As a signatory to the Convention and Protocol on the Status of Refugees, Australia has well-established legal obligations towards any person who, according to the above definition, is a refugee. Australia recognises in its domestic legislation that it has these obligations, referring to them in the Migration Act as "protection obligations". They include the obligation not to send the refugee to a place where they would suffer persecution. This is not to be done "in any manner whatsoever" (Article 33). Sending a refugee to a country that is not a signatory, and of which they are not a citizen and where they have no right to remain, obviously constitutes a serious risk that they will either face persecution there or be sent on from there to face persecution elsewhere.

An asylum seeker is someone who claims to be a refugee. As with anything, some claims are genuine, some are not. But the individual asylum seeker does not become a refugee only after their claims have been accepted as genuine by the Australian government. They are refugees as soon as they have that well-founded fear of persecution.

So how does the Australian government know whether it has legal protection obligations in respect of any asylum seeker before it listens to the person's claims and makes an assessment? It doesn't. If it sends the person back without making that assessment, it risks sending back a genuine refugee and therefore being in breach of international law.

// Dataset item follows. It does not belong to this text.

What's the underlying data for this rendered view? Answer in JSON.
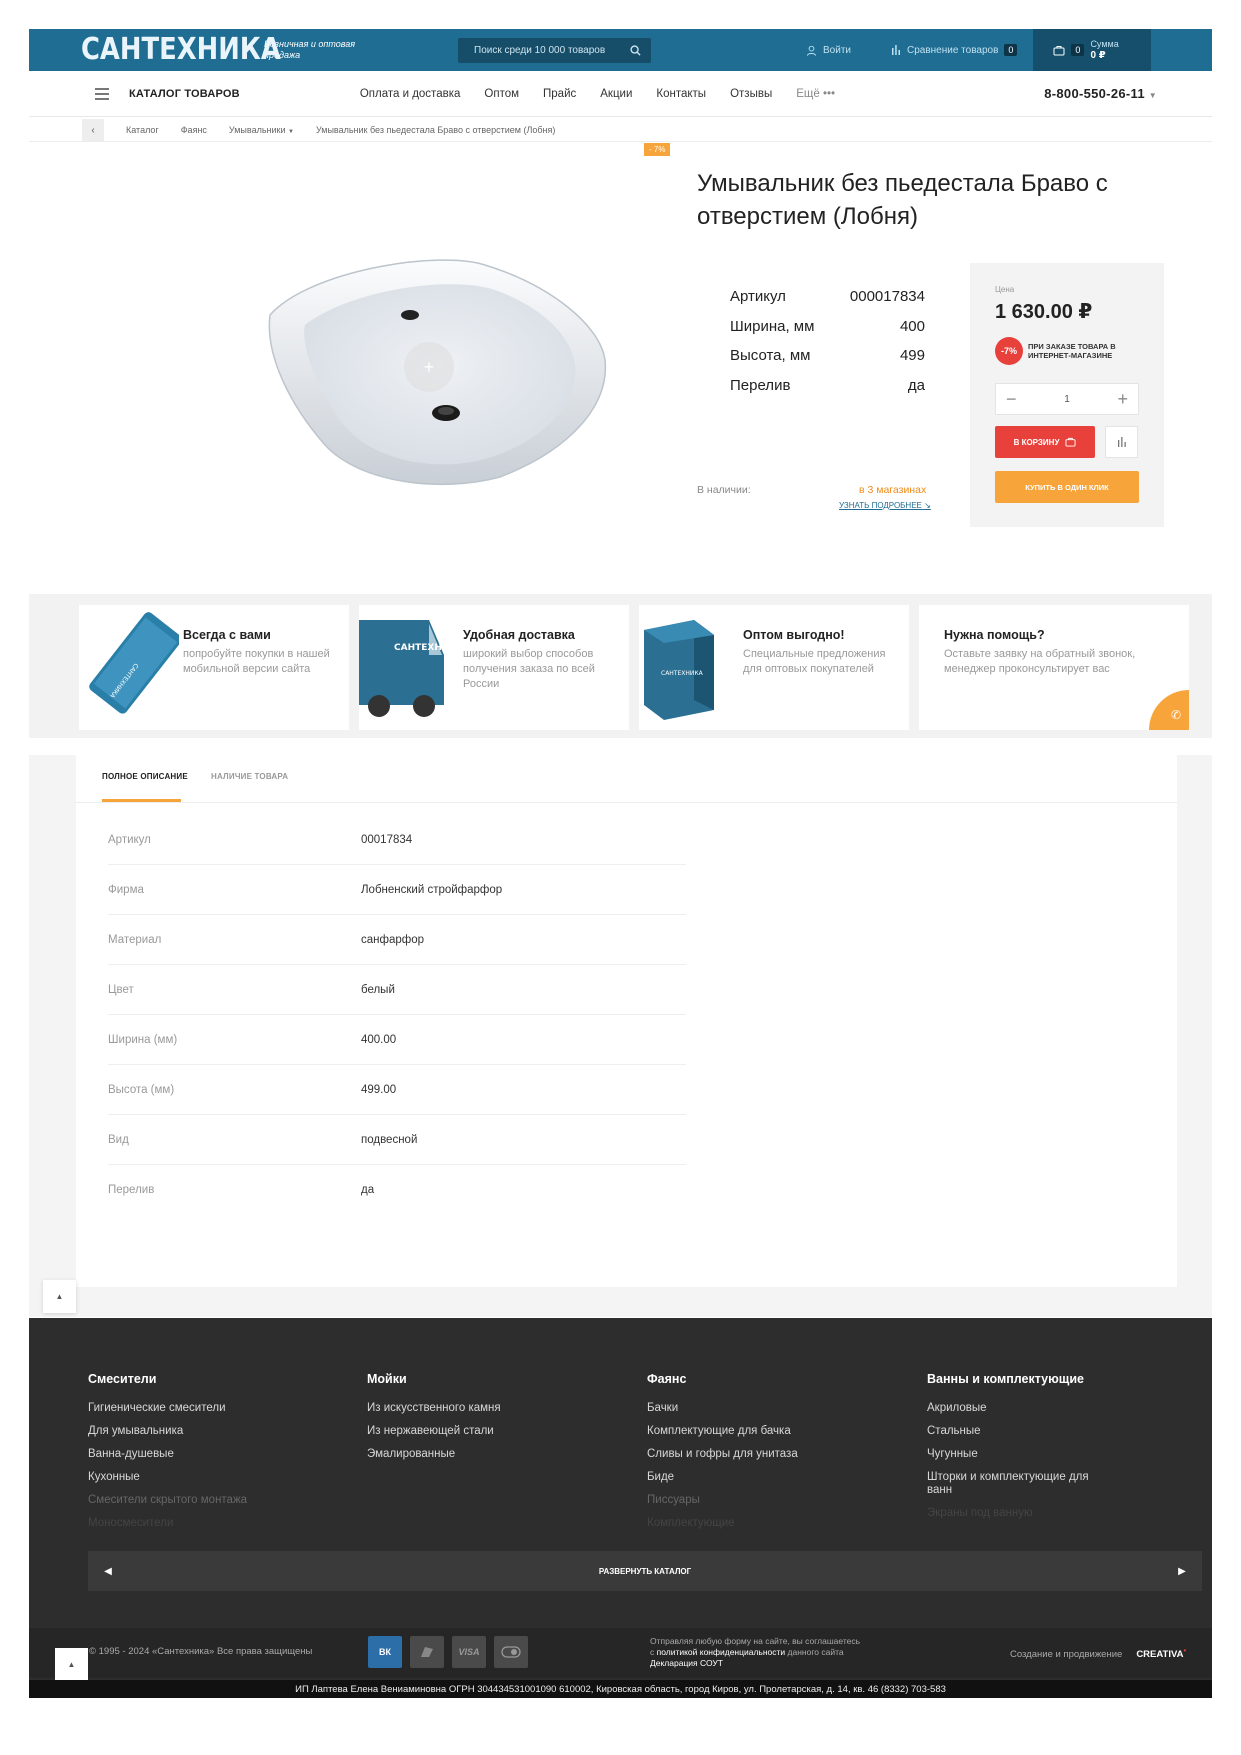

Official government figures show that around 90% of asylum seekers arriving by boat turn out to be genuine refugees: http://www.aph.gov.au/library/pubs/bn/sp/AsylumFacts.pdf

That means that, of the 800 asylum seekers sent back to Malaysia, which is not a signatory to the Convention, Australia is likely to breach its obligations under international law in 9 out of 10 cases.

06 June 2011

Get them off the boats -- put them on planes

Here are some interesting statistics. In 2009-10 some 5609 people arrived in Australia as "boat people" asylum seekers:

http://www.aph.gov.au/library/pubs/bn/sp/boatarrivals.htm

In the same financial year, 5978 people who had not arrived on boats applied for asylum (protection visas) in Australia:

http://www.immi.gov.au/media/publications/statistics/asylum/_files/asylum-stats-2010-11-section1.pdf

The figure for boat arrivals was a significant increase on the previous year's figure of 1033, while the non-boat number for 2008-09 was 5074.

Hardly anyone mentions the non-boat arrivals. They come in with visitor, student or other temporary visas and are allowed to live freely in the community, usually with permission to work, while their cases are considered. The boat arrivals are the hottest potato in Australian politics.

So here's an idea. Why not give the boat people visas and let them fly in? No more boats, no more detention centres, no more tragedies like SIEV 221 at Christmas Island (this is the real attraction, as far as I'm concerned), no more headlines, no more ranting and raving by shock jocks (ok, that might be a bit optimistic).

If the only difference between "illegal" and "legal" asylum seekers is having a visa, then why not create an Asylum Seeker visa? It would certainly achieve the government's stated objective of smashing the people smugglers' business model.

01 June 2011

Reply from DIAC about anti-discrimination protections

I have received a reply from Immigration to the enquiry that I mentioned in my last posting:

While what information and the form in which that information will be made available to employers is yet to be finalised, it is envisaged that only generic information would be visible to employers. In addition to this, clients submitting and expression of interest will be asked if they wish to make this generic information available to potential employer sponsors. It is also anticipated that the process will be an 'opt in' one for clients whereby employers will indicate in the database which clients they are interested in contacting. Clients will then be given the opportunity to contact the employer thus an employer will only be provided with contact details of a client by a client.

This is encouraging, since it shows that DIAC is aware of the possible anti-discrimination issues with the SkillSelect model. Now we must wait and see whether the employers are willing to participate.